Bill’s most recent post was about his friend, Fred Close, a filmmaker and historian who has just completed a biography of the woman known as Tokyo Rose. While the book itself looks interesting, I was more interested in a fragment of Fred’s writing that Bill included. Fred was writing about a bit of film from the epic television documentary, Victory at Sea. You can watch the clip referenced below on YouTube. The scene in question begins about the 2:30 mark.

“The magnificent NBC documentary series on the naval battles of World War II, Victory At Sea, includes an episode on the air war in which damaged American planes return to their carriers. The viewer watches one plane attempt to land, lose control and spin down the deck, smashing off its wing. Another hits, bounces, and flips over. In the middle of this series of shots, a plane arrives wobbling badly. Its pilot is obviously hurt. The plane crashes and skids across the deck to the farthest edge of the ship where it snags and hangs on the auxiliary fuel tank attached to the bottom of its fuselage.

“The propeller slashes into the edge of the carrier deck, breaking up the motor. The plane rocks back and forth, half on the ship, half off, and it is uncertain whether it will disappear over the side or not. The motor catches fire. Flames pour out from underneath, engulfing the fuel tank in heat and smoke. The pilot sits motionless in his cockpit. And now upon that huge deck appears the tiny figure of a man. He runs toward the burning plane. He does not hesitate. He leaps onto the wing, up above the flames, and he jerks at the pilot’s canopy.

“The plane is ready to explode, it is ready to fall into the sea, but the man does not weigh the risks. He intends to pull that pilot out.

“I tell you, your heart is in your throat as you watch. He is not John Wayne, hero of the movie. No script ordains that he will live. But he does not hesitate. He runs, and leaps upon the wing. Who is this man? Some rough carpenter, some auto mechanic, some nobody. But as God is my witness he’s a better man than I.

“What happens? We never know. The editor cuts the film with the man still pulling on the canopy. The story moves on to the next plane. The editor too has courage. He does not exploit this moment for a dramatic finish to his montage nor does he satisfy our sense of theater with a neat ending. The man on the wing is not a special case, just one sailor doing his duty.

“What prepared him for this action? I doubt he knew. Perhaps some modest act of bravery in peacetime, some sense of honor made manifest in high school, an integrity found in small occasions. The sailor with the courage to leap has receded among the shadows and his story remains obscure. The more urgent issue is: What are you doing now to prepare for the moments of testing in your future?”

I’ve often wondered what motivated that man to sprint toward a burning plan hanging precariously off the side of that carrier. It seems that a moment such as this defies preparation. Certainly the military trains incessantly to prepare for situations such as these so the reaction is automatic and not calculated. But is courage really a resource that can be developed and conserved?

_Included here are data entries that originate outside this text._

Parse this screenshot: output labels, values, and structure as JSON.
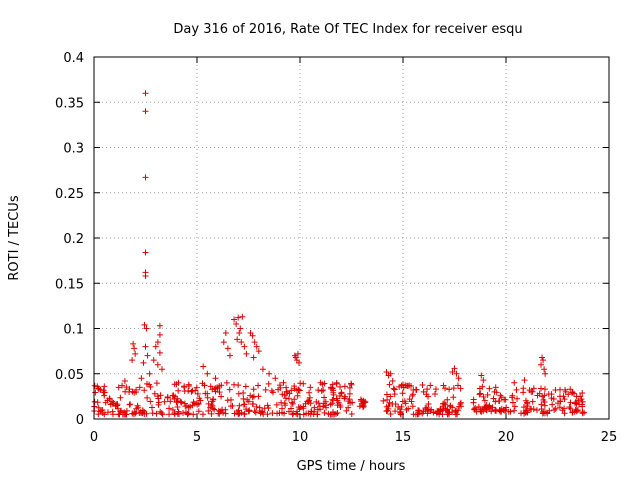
{
  "chart_data": {
    "type": "scatter",
    "title": "Day 316 of 2016, Rate Of TEC Index for receiver esqu",
    "xlabel": "GPS time / hours",
    "ylabel": "ROTI / TECUs",
    "xlim": [
      0,
      25
    ],
    "ylim": [
      0,
      0.4
    ],
    "x_ticks": [
      0,
      5,
      10,
      15,
      20,
      25
    ],
    "y_ticks": [
      0,
      0.05,
      0.1,
      0.15,
      0.2,
      0.25,
      0.3,
      0.35,
      0.4
    ],
    "x_tick_labels": [
      "0",
      "5",
      "10",
      "15",
      "20",
      "25"
    ],
    "y_tick_labels": [
      "0",
      "0.05",
      "0.1",
      "0.15",
      "0.2",
      "0.25",
      "0.3",
      "0.35",
      "0.4"
    ],
    "grid": true,
    "marker": "+",
    "color": "#e00000",
    "series": [
      {
        "name": "ROTI",
        "points": [
          [
            2.5,
            0.36
          ],
          [
            2.5,
            0.34
          ],
          [
            2.5,
            0.267
          ],
          [
            2.5,
            0.184
          ],
          [
            2.5,
            0.162
          ],
          [
            2.5,
            0.158
          ],
          [
            2.45,
            0.104
          ],
          [
            2.55,
            0.1
          ],
          [
            2.5,
            0.08
          ],
          [
            2.6,
            0.07
          ],
          [
            2.4,
            0.062
          ],
          [
            3.2,
            0.103
          ],
          [
            3.2,
            0.093
          ],
          [
            3.1,
            0.085
          ],
          [
            3.0,
            0.08
          ],
          [
            3.2,
            0.073
          ],
          [
            2.9,
            0.065
          ],
          [
            3.1,
            0.06
          ],
          [
            3.3,
            0.055
          ],
          [
            1.9,
            0.083
          ],
          [
            1.95,
            0.078
          ],
          [
            2.0,
            0.072
          ],
          [
            1.85,
            0.065
          ],
          [
            2.7,
            0.05
          ],
          [
            2.3,
            0.045
          ],
          [
            1.5,
            0.042
          ],
          [
            1.2,
            0.035
          ],
          [
            0.5,
            0.036
          ],
          [
            0.2,
            0.034
          ],
          [
            4.1,
            0.04
          ],
          [
            4.6,
            0.038
          ],
          [
            5.3,
            0.058
          ],
          [
            5.5,
            0.05
          ],
          [
            5.9,
            0.045
          ],
          [
            6.3,
            0.085
          ],
          [
            6.4,
            0.095
          ],
          [
            6.5,
            0.078
          ],
          [
            6.6,
            0.07
          ],
          [
            6.8,
            0.11
          ],
          [
            6.9,
            0.105
          ],
          [
            7.0,
            0.112
          ],
          [
            7.1,
            0.1
          ],
          [
            7.2,
            0.113
          ],
          [
            7.05,
            0.095
          ],
          [
            6.95,
            0.088
          ],
          [
            7.15,
            0.085
          ],
          [
            7.3,
            0.08
          ],
          [
            7.4,
            0.072
          ],
          [
            7.6,
            0.095
          ],
          [
            7.7,
            0.092
          ],
          [
            7.8,
            0.085
          ],
          [
            7.9,
            0.08
          ],
          [
            8.0,
            0.075
          ],
          [
            7.75,
            0.068
          ],
          [
            8.2,
            0.055
          ],
          [
            8.5,
            0.05
          ],
          [
            8.8,
            0.045
          ],
          [
            9.2,
            0.04
          ],
          [
            9.75,
            0.07
          ],
          [
            9.8,
            0.068
          ],
          [
            9.85,
            0.065
          ],
          [
            9.9,
            0.072
          ],
          [
            9.95,
            0.062
          ],
          [
            10.5,
            0.035
          ],
          [
            11.0,
            0.04
          ],
          [
            11.5,
            0.035
          ],
          [
            12.0,
            0.028
          ],
          [
            12.4,
            0.022
          ],
          [
            13.0,
            0.02
          ],
          [
            13.1,
            0.018
          ],
          [
            14.2,
            0.052
          ],
          [
            14.3,
            0.048
          ],
          [
            14.4,
            0.05
          ],
          [
            14.5,
            0.042
          ],
          [
            15.0,
            0.038
          ],
          [
            15.5,
            0.032
          ],
          [
            16.0,
            0.03
          ],
          [
            16.6,
            0.033
          ],
          [
            17.4,
            0.052
          ],
          [
            17.5,
            0.056
          ],
          [
            17.6,
            0.05
          ],
          [
            17.7,
            0.045
          ],
          [
            18.8,
            0.048
          ],
          [
            18.9,
            0.043
          ],
          [
            19.5,
            0.035
          ],
          [
            20.4,
            0.04
          ],
          [
            20.9,
            0.043
          ],
          [
            21.7,
            0.06
          ],
          [
            21.75,
            0.068
          ],
          [
            21.8,
            0.065
          ],
          [
            21.85,
            0.055
          ],
          [
            21.9,
            0.05
          ],
          [
            22.4,
            0.032
          ],
          [
            22.9,
            0.03
          ],
          [
            23.3,
            0.028
          ],
          [
            23.6,
            0.025
          ]
        ]
      }
    ],
    "baseline_bands": [
      {
        "x_start": 0.0,
        "x_end": 12.6,
        "y_min": 0.005,
        "y_max": 0.04
      },
      {
        "x_start": 12.9,
        "x_end": 13.3,
        "y_min": 0.012,
        "y_max": 0.022
      },
      {
        "x_start": 13.9,
        "x_end": 17.9,
        "y_min": 0.005,
        "y_max": 0.038
      },
      {
        "x_start": 18.4,
        "x_end": 20.6,
        "y_min": 0.008,
        "y_max": 0.036
      },
      {
        "x_start": 20.7,
        "x_end": 23.8,
        "y_min": 0.006,
        "y_max": 0.035
      }
    ],
    "baseline_density": 650
  }
}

My initial though was no, but now I am leaning toward yes. Perhaps it is an amalgam of experiences throughout a life – the integrity found in small occasions. Perhaps it is a sense of morality. But in our lives, we are constantly drawing the lines beyond which we will not cross. And as we draw these lines, we build a path for ourselves.

Although I’ve never met Fred, I think he’s right. Where are you drawing the lines in your life and are they building a path that will lead you through life’s trials? That is an urgent question.